The Company expects to increase payments to certain providers of personal attendant services and day activity and health services in Texas, effective July 1, 2013. The Company expects that this action will increase expense during the second half of 2013 by approximately $10 million.
In March 2013, the Company adopted a performance-based equity compensation program that is expected to increase previously anticipated equity compensation expense for all of 2013 by approximately $13 million. The Company believes that performance-based equity grants align compensation with the long-term interest of investors.
The Company notes that its revised guidance, like its previously issued guidance, does not include certain administrative costs to be incurred in 2013 related to growth in membership that the Company expects to occur in 2014. Guidance excludes such costs because the Company still lacks visibility into the size of that membership and the timing of its expected transition into the Company's health plans.
The Company also notes that the extrapolation of its first quarter 2013 results to the full year of 2013 is inappropriate. As noted above, first quarter results benefited from the retroactive adjustment of California premium rates. Furthermore, the incremental expense noted above for Texas provider compensation, equity compensation, and the costs associated with new membership effective in 2014 were not fully reflected in first quarter results.
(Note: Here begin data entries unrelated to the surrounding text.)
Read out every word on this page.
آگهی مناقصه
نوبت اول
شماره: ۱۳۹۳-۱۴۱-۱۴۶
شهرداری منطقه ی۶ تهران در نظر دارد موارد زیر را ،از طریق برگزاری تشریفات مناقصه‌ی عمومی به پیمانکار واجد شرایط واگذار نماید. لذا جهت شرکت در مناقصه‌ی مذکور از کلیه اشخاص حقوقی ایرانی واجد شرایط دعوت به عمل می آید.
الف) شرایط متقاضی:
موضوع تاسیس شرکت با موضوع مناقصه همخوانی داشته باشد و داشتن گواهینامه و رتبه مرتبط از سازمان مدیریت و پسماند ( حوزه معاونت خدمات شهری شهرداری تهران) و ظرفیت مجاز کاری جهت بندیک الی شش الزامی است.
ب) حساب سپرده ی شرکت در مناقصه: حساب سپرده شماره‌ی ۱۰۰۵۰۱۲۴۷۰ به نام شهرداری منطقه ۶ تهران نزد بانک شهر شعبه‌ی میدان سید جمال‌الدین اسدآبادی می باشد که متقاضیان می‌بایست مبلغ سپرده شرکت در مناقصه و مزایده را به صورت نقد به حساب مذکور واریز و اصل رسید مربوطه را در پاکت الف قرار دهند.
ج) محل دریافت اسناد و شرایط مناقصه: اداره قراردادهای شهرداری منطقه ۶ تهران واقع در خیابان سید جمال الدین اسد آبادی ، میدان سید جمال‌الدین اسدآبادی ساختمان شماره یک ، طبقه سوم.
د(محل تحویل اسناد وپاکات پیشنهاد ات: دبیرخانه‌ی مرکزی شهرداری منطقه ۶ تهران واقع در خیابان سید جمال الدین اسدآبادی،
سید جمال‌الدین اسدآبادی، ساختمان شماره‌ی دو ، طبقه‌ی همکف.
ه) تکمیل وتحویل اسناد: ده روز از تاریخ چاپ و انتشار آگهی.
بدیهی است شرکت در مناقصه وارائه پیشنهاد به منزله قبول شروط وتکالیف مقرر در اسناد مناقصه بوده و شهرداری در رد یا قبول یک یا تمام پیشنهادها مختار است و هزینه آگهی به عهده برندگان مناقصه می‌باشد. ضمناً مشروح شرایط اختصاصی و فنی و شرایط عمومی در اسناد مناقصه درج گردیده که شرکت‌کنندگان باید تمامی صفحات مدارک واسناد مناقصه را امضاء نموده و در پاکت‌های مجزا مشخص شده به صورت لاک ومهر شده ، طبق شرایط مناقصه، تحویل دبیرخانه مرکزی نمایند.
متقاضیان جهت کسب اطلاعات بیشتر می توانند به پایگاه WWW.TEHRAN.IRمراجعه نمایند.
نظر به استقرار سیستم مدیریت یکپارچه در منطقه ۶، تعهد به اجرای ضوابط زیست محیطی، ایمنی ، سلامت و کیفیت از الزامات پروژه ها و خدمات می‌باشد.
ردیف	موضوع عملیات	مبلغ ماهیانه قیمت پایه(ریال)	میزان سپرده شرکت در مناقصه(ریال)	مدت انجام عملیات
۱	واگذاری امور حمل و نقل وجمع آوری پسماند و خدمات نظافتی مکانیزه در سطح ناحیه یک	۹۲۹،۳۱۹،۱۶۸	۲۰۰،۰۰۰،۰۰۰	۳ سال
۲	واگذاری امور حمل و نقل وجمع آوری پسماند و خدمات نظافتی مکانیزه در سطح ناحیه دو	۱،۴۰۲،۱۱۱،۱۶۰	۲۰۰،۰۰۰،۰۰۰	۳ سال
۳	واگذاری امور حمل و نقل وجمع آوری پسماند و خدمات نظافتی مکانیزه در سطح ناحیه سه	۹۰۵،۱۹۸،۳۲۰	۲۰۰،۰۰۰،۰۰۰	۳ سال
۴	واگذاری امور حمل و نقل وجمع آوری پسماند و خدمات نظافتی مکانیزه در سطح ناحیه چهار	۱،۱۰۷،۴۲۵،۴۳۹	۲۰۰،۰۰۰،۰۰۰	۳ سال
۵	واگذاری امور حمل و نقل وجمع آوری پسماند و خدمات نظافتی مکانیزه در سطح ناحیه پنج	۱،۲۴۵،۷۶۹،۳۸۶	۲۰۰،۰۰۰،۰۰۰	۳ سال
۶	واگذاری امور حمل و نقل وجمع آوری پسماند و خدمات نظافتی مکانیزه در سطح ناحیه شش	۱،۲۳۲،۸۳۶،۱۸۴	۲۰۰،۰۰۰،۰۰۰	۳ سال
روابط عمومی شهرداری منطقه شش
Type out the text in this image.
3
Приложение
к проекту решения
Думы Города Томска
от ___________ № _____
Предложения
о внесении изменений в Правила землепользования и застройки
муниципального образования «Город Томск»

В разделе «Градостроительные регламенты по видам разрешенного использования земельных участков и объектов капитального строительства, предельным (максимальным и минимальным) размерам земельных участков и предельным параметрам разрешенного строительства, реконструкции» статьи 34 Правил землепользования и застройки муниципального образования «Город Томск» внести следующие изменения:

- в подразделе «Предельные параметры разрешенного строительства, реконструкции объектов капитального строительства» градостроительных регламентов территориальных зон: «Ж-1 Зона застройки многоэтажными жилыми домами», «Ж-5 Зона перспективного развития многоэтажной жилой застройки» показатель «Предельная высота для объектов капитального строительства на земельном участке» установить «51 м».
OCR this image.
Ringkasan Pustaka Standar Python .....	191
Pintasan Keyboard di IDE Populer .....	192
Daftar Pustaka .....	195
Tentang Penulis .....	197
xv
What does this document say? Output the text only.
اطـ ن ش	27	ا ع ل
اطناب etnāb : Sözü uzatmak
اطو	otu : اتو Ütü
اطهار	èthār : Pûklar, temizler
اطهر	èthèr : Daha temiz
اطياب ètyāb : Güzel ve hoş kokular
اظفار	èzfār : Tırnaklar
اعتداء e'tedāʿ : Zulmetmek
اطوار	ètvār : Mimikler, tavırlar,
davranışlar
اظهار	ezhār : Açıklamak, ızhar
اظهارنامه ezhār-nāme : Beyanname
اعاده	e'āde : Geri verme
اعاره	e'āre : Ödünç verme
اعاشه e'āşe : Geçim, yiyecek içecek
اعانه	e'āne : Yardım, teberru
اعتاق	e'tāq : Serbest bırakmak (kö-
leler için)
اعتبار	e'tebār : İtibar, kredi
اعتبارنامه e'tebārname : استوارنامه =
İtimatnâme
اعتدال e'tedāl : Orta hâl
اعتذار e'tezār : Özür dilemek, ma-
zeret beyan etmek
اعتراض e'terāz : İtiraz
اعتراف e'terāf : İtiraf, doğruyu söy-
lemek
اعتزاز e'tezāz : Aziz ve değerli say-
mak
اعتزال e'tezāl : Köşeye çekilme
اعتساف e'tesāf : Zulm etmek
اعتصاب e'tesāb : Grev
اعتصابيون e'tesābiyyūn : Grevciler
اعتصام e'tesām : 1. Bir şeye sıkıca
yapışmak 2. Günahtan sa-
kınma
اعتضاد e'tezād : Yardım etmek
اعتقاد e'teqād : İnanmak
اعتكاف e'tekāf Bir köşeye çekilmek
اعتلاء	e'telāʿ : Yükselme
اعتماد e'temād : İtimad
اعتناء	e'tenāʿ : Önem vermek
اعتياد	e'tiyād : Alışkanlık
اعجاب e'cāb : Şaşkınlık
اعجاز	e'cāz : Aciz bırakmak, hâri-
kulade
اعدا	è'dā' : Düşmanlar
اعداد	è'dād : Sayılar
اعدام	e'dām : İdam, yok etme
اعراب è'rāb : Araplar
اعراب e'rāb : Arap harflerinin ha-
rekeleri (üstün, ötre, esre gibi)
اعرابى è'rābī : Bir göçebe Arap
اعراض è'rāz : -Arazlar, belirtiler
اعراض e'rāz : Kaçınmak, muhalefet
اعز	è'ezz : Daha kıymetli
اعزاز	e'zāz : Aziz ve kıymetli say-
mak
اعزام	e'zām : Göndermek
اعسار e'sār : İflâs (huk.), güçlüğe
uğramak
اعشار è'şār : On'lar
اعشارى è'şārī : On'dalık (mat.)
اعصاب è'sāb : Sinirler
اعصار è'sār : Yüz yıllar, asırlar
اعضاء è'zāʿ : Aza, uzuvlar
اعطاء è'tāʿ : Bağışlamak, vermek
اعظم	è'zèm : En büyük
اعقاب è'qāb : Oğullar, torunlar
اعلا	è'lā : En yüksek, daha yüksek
The Company's management will host a conference call and webcast to discuss its first quarter results at 5:00 p.m. Eastern time on Thursday, April 25, 2013. The number to call for the interactive teleconference is (212) 231-2932. A telephonic replay of the conference call will be available from 7:00 p.m. Eastern time on Thursday, April 25, 2013, through 6:00 p.m. on Friday, April 26, 2013, by dialing (800) 633-8284 and entering confirmation number 21653764. A live broadcast of Molina Healthcare's conference call will be available on the Company's website, www.molinahealthcare.com, or at www.earnings.com. A 30-day online replay will be available approximately an hour following the conclusion of the live broadcast.